According to the aid organisation Pro Asyl, many Syrians in Turkish refugee camps are living under unreasonable circumstances, even though the European Union has paid Turkey between €700 and €900 million for the accommodation and basic needs of Syrian refugees.

The Turkish government has not clarified the exact usage of the funds, yet. 400,000 Syrian refugee children are still not in school, and there have been problems in the medical and social field, as well as accommodation and care.

The head of the Syria Coroner’s Office (CCN) Hossein Noufel announced that the body organs of thousands of Syrian civilians have been sold in the international black markets over the past six years.

CNN has reported that over 25,000 surgical operations were conducted in the refugee camps of the neighbouring countries of Syria and also the organs of about 18,000 Syrian refugees were put on sale in the black market since 2011, when the Syrian war began.

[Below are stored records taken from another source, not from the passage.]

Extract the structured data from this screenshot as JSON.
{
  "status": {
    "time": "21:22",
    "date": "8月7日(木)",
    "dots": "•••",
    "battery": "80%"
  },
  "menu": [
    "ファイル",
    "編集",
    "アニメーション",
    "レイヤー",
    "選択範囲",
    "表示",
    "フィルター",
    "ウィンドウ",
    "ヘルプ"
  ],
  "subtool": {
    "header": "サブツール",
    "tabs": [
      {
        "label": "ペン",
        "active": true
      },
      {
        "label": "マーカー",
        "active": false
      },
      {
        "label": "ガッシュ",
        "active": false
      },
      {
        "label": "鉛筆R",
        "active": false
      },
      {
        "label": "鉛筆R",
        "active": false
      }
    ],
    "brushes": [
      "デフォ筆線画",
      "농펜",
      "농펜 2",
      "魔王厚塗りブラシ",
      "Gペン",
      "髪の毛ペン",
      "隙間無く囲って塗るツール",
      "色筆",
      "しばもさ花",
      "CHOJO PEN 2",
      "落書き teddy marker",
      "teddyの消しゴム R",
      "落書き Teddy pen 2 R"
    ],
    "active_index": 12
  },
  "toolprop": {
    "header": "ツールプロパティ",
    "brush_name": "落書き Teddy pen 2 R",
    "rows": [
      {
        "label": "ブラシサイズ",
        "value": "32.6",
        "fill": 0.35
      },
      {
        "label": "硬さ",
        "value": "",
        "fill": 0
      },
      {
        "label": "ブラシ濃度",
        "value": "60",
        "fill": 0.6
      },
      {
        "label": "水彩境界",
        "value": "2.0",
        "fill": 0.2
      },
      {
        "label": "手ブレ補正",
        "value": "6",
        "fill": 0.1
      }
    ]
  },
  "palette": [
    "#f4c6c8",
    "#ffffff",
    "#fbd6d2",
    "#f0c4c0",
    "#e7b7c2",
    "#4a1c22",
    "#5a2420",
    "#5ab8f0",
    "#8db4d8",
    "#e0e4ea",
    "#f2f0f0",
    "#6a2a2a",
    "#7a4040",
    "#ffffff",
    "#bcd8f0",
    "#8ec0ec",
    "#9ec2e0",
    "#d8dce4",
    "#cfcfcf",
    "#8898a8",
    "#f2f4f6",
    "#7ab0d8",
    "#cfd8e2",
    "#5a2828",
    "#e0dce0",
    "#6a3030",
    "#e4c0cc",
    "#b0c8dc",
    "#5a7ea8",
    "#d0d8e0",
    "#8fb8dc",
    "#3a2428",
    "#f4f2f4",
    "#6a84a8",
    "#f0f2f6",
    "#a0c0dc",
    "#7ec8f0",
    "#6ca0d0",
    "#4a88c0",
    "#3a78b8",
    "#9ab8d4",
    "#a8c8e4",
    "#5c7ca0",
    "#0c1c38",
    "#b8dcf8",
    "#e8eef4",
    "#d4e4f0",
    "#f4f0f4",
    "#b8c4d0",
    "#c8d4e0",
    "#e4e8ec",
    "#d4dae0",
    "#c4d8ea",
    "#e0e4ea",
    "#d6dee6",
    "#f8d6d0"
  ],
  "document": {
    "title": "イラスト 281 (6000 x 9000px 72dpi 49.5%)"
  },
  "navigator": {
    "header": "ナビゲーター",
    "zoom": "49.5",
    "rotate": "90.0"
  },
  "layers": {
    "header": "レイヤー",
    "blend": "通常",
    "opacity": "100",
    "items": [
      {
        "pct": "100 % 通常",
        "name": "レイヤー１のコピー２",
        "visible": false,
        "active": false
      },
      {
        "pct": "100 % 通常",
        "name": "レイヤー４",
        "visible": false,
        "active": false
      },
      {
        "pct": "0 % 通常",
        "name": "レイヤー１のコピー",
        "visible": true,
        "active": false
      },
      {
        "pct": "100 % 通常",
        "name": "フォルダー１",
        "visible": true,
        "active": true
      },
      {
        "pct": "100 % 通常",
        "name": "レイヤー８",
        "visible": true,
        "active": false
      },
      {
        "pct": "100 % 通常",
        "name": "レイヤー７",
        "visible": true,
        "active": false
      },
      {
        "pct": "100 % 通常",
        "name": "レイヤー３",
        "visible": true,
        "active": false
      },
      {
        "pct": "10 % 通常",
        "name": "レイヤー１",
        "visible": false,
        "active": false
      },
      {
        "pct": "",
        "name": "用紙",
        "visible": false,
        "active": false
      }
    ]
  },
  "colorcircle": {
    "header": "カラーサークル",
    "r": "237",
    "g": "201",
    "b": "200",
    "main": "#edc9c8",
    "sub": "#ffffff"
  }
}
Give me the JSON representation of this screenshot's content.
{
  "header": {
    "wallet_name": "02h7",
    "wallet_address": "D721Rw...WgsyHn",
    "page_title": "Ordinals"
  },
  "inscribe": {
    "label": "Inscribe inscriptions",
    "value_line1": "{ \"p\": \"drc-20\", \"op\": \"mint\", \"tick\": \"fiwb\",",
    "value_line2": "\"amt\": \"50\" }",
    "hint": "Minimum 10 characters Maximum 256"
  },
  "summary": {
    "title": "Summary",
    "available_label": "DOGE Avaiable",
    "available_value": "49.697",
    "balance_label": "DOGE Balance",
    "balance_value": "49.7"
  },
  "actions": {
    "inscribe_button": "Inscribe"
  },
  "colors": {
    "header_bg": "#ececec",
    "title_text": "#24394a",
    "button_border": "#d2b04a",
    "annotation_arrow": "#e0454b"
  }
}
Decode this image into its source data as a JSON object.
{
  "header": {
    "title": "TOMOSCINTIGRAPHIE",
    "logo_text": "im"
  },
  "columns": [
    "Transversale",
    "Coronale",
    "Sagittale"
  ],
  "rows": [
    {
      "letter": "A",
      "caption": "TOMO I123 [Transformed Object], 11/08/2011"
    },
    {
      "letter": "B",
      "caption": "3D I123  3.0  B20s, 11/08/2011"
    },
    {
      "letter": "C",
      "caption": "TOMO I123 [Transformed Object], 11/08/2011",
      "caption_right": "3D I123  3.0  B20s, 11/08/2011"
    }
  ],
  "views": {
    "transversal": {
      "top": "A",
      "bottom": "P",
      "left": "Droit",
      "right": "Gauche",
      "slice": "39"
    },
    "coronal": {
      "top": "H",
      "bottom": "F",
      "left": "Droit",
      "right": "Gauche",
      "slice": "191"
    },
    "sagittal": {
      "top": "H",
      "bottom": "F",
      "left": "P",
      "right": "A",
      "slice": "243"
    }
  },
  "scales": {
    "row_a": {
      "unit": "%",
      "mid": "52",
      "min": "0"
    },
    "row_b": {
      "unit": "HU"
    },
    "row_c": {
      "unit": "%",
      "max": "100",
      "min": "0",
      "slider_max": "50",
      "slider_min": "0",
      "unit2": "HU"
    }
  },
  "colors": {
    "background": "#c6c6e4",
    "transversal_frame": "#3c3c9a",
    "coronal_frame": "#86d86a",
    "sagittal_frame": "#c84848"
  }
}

Dr Noufel pointed to the high prices of human body organs in the black markets, and said, “A kidney is sold for $10,000 in Turkey while the same kidney is sold for $1,000 in Iraq, but in Lebanon and Syria the price of each kidney is $3,000.”

International media reported in 2016 that the Islamic State (IS) group was also using organ harvesting, mainly from prisoners and hostages, as a way to finance its operations and save the lives of injured members.

Iraqi Ambassador to the UN, Mohamed Alhakim, said last year that the IS is trafficking human organs and has executed a dozen doctors for refusing to go along with its program.